= Richard Shute =

British classicist and logician

Richard Shute (6 November 1849 – 22 September 1886) was a British classicist and logician.

Richard Shute was the only son of Richard Shute of Sydenham, Kent. He was educated at Eton College, and matriculated at Trinity Hall, Cambridge in 1868. However, he transferred to New Inn Hall, Oxford, where he matriculated in 1870, graduating B.A. in 1872. He was a senior student at Christ Church, Oxford from 1872 to 1886, and tutor from 1876 to 1882. He died of consumption at Oxford in 1886. At the time of his death he had been appointed professor of logic at Bombay.

Shute's Discourse on Truth (1877) was adapted into German by Goswin Karl Uphues.

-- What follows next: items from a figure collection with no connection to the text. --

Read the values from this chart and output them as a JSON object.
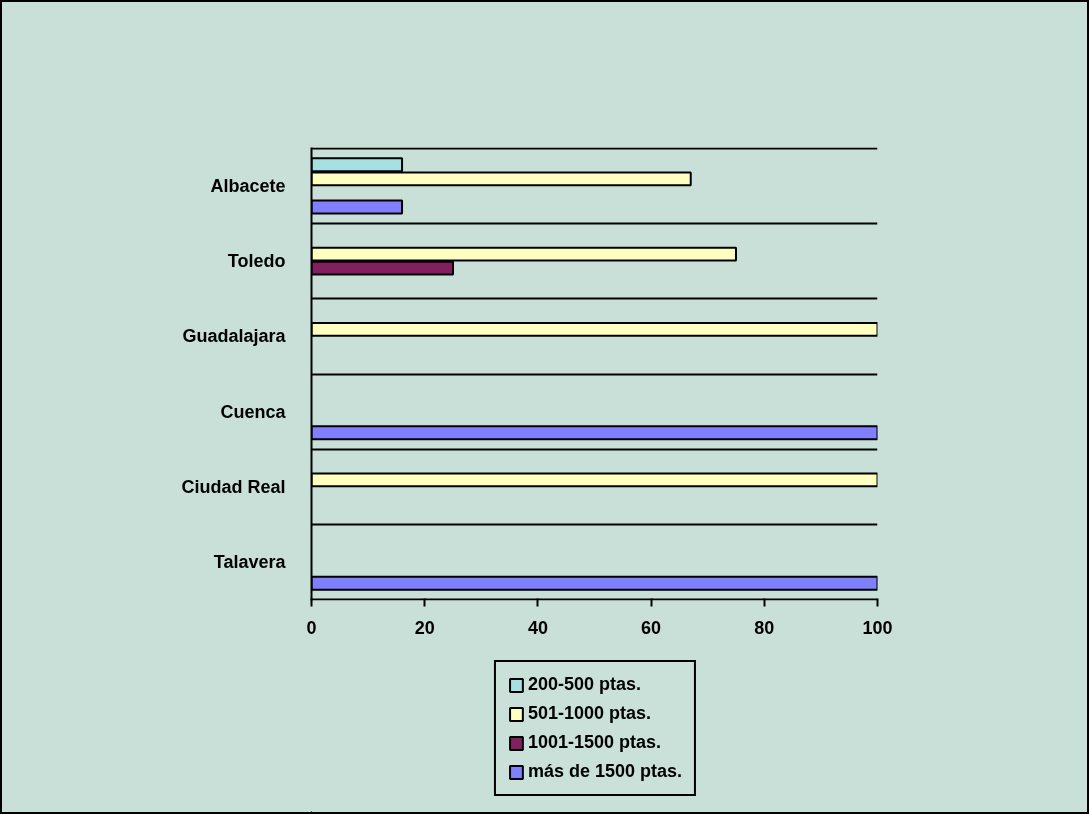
{
  "chart_data": {
    "type": "bar",
    "orientation": "horizontal",
    "categories": [
      "Albacete",
      "Toledo",
      "Guadalajara",
      "Cuenca",
      "Ciudad Real",
      "Talavera"
    ],
    "series": [
      {
        "name": "200-500 ptas.",
        "color": "#a6e0e0",
        "values": [
          16,
          null,
          null,
          null,
          null,
          null
        ]
      },
      {
        "name": "501-1000 ptas.",
        "color": "#ffffc0",
        "values": [
          67,
          75,
          100,
          null,
          100,
          null
        ]
      },
      {
        "name": "1001-1500 ptas.",
        "color": "#802060",
        "values": [
          null,
          25,
          null,
          null,
          null,
          null
        ]
      },
      {
        "name": "más de 1500 ptas.",
        "color": "#8080ff",
        "values": [
          16,
          null,
          null,
          100,
          null,
          100
        ]
      }
    ],
    "xlim": [
      0,
      100
    ],
    "xticks": [
      0,
      20,
      40,
      60,
      80,
      100
    ],
    "grid": "y",
    "legend": "bottom"
  }
}
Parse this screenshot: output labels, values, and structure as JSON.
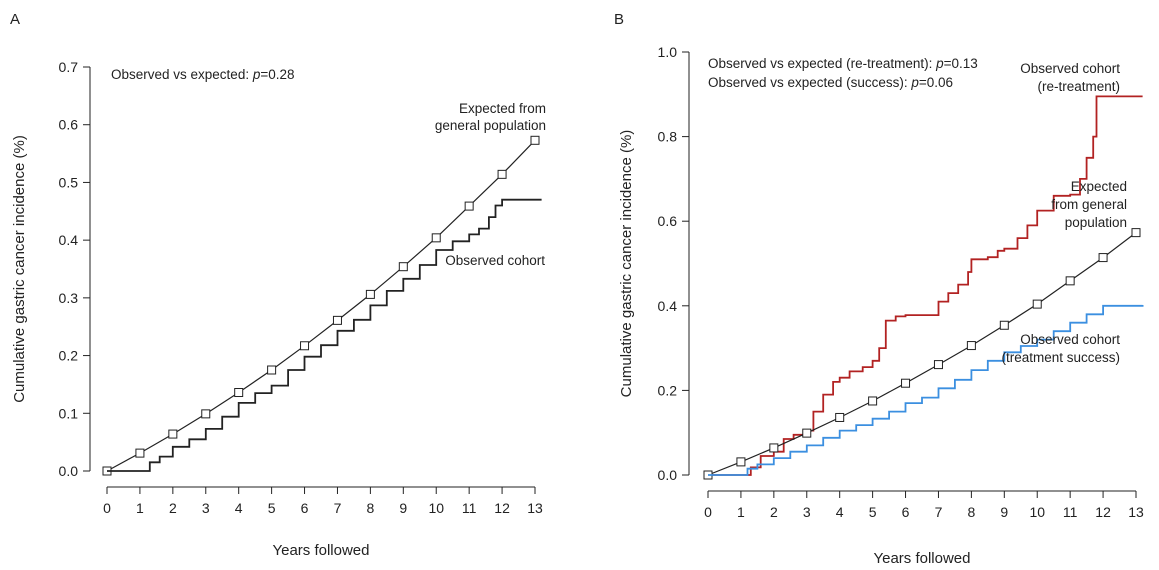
{
  "figure": {
    "background": "#ffffff"
  },
  "chart_data": [
    {
      "panel": "A",
      "type": "line",
      "xlabel": "Years followed",
      "ylabel": "Cumulative gastric cancer incidence (%)",
      "xlim": [
        0,
        13
      ],
      "ylim": [
        0,
        0.7
      ],
      "xticks": [
        0,
        1,
        2,
        3,
        4,
        5,
        6,
        7,
        8,
        9,
        10,
        11,
        12,
        13
      ],
      "yticks": [
        "0.0",
        "0.1",
        "0.2",
        "0.3",
        "0.4",
        "0.5",
        "0.6",
        "0.7"
      ],
      "grid": false,
      "annotation_prefix": "Observed vs expected: ",
      "annotation_p": "p",
      "annotation_suffix": "=0.28",
      "series": [
        {
          "name_lines": [
            "Expected from",
            "general population"
          ],
          "color": "#222222",
          "style": "line-with-square-markers",
          "x": [
            0,
            1,
            2,
            3,
            4,
            5,
            6,
            7,
            8,
            9,
            10,
            11,
            12,
            13
          ],
          "y": [
            0.0,
            0.031,
            0.064,
            0.099,
            0.136,
            0.175,
            0.217,
            0.261,
            0.306,
            0.354,
            0.404,
            0.459,
            0.514,
            0.573
          ]
        },
        {
          "name_lines": [
            "Observed cohort"
          ],
          "color": "#222222",
          "style": "step",
          "x": [
            0,
            1.0,
            1.3,
            1.6,
            2.0,
            2.5,
            3.0,
            3.5,
            4.0,
            4.5,
            5.0,
            5.5,
            6.0,
            6.5,
            7.0,
            7.5,
            8.0,
            8.5,
            9.0,
            9.5,
            10.0,
            10.5,
            11.0,
            11.3,
            11.6,
            11.8,
            12.0,
            13.2
          ],
          "y": [
            0.0,
            0.0,
            0.015,
            0.025,
            0.042,
            0.055,
            0.073,
            0.094,
            0.118,
            0.135,
            0.148,
            0.175,
            0.198,
            0.218,
            0.243,
            0.262,
            0.287,
            0.312,
            0.333,
            0.357,
            0.383,
            0.398,
            0.41,
            0.42,
            0.44,
            0.46,
            0.47,
            0.47
          ]
        }
      ]
    },
    {
      "panel": "B",
      "type": "line",
      "xlabel": "Years followed",
      "ylabel": "Cumulative gastric cancer incidence (%)",
      "xlim": [
        0,
        13
      ],
      "ylim": [
        0,
        1.0
      ],
      "xticks": [
        0,
        1,
        2,
        3,
        4,
        5,
        6,
        7,
        8,
        9,
        10,
        11,
        12,
        13
      ],
      "yticks": [
        "0.0",
        "0.2",
        "0.4",
        "0.6",
        "0.8",
        "1.0"
      ],
      "grid": false,
      "annotations": [
        {
          "prefix": "Observed vs expected (re-treatment): ",
          "p": "p",
          "suffix": "=0.13"
        },
        {
          "prefix": "Observed vs expected (success): ",
          "p": "p",
          "suffix": "=0.06"
        }
      ],
      "series": [
        {
          "name_lines": [
            "Observed cohort",
            "(re-treatment)"
          ],
          "color": "#b22222",
          "style": "step",
          "x": [
            0,
            1.0,
            1.3,
            1.6,
            2.0,
            2.3,
            2.6,
            3.0,
            3.2,
            3.5,
            3.8,
            4.0,
            4.3,
            4.7,
            5.0,
            5.2,
            5.4,
            5.7,
            6.0,
            6.5,
            7.0,
            7.3,
            7.6,
            7.9,
            8.0,
            8.5,
            8.8,
            9.0,
            9.4,
            9.7,
            10.0,
            10.5,
            11.0,
            11.3,
            11.5,
            11.7,
            11.8,
            13.2
          ],
          "y": [
            0.0,
            0.0,
            0.018,
            0.045,
            0.055,
            0.085,
            0.095,
            0.105,
            0.15,
            0.19,
            0.22,
            0.23,
            0.245,
            0.255,
            0.27,
            0.3,
            0.365,
            0.375,
            0.378,
            0.378,
            0.41,
            0.43,
            0.45,
            0.48,
            0.51,
            0.515,
            0.53,
            0.535,
            0.56,
            0.59,
            0.625,
            0.66,
            0.663,
            0.7,
            0.75,
            0.8,
            0.895,
            0.895
          ]
        },
        {
          "name_lines": [
            "Expected",
            "from general",
            "population"
          ],
          "color": "#222222",
          "style": "line-with-square-markers",
          "x": [
            0,
            1,
            2,
            3,
            4,
            5,
            6,
            7,
            8,
            9,
            10,
            11,
            12,
            13
          ],
          "y": [
            0.0,
            0.031,
            0.064,
            0.099,
            0.136,
            0.175,
            0.217,
            0.261,
            0.306,
            0.354,
            0.404,
            0.459,
            0.514,
            0.573
          ]
        },
        {
          "name_lines": [
            "Observed cohort",
            "(treatment success)"
          ],
          "color": "#3b8fe0",
          "style": "step",
          "x": [
            0,
            1.0,
            1.2,
            1.5,
            2.0,
            2.5,
            3.0,
            3.5,
            4.0,
            4.5,
            5.0,
            5.5,
            6.0,
            6.5,
            7.0,
            7.5,
            8.0,
            8.5,
            9.0,
            9.5,
            10.0,
            10.5,
            11.0,
            11.5,
            12.0,
            13.2
          ],
          "y": [
            0.0,
            0.0,
            0.015,
            0.025,
            0.04,
            0.055,
            0.07,
            0.088,
            0.105,
            0.118,
            0.133,
            0.15,
            0.17,
            0.183,
            0.205,
            0.225,
            0.248,
            0.27,
            0.29,
            0.305,
            0.32,
            0.34,
            0.36,
            0.38,
            0.4,
            0.402
          ]
        }
      ]
    }
  ]
}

Shute's Conington Prize essay on the Aristotelian writings was published posthumously: there Shute held that the surviving works were not written by Aristotle himself, but had been "filtered at least through other minds".

==Works==
- Essays on certain logical questions, Oxford, London: James Parker and Co., 1874.
- A Discourse on Truth, London, 1877.
- (ed.) Aristotle's Physics, book VII, a transcript of the Paris ms. 1859 collated with the Paris mss. 1861 and 2633 and a manuscript in the Bodleian library, Oxford: Clarendon Press, 1882.
- On the History of the Process by which the Aristotelian Writings arrived at their Present Form: with a Brief Mention of the Author, Oxford: Clarendon Press, 1888. (Conington Prize essay for 1882.)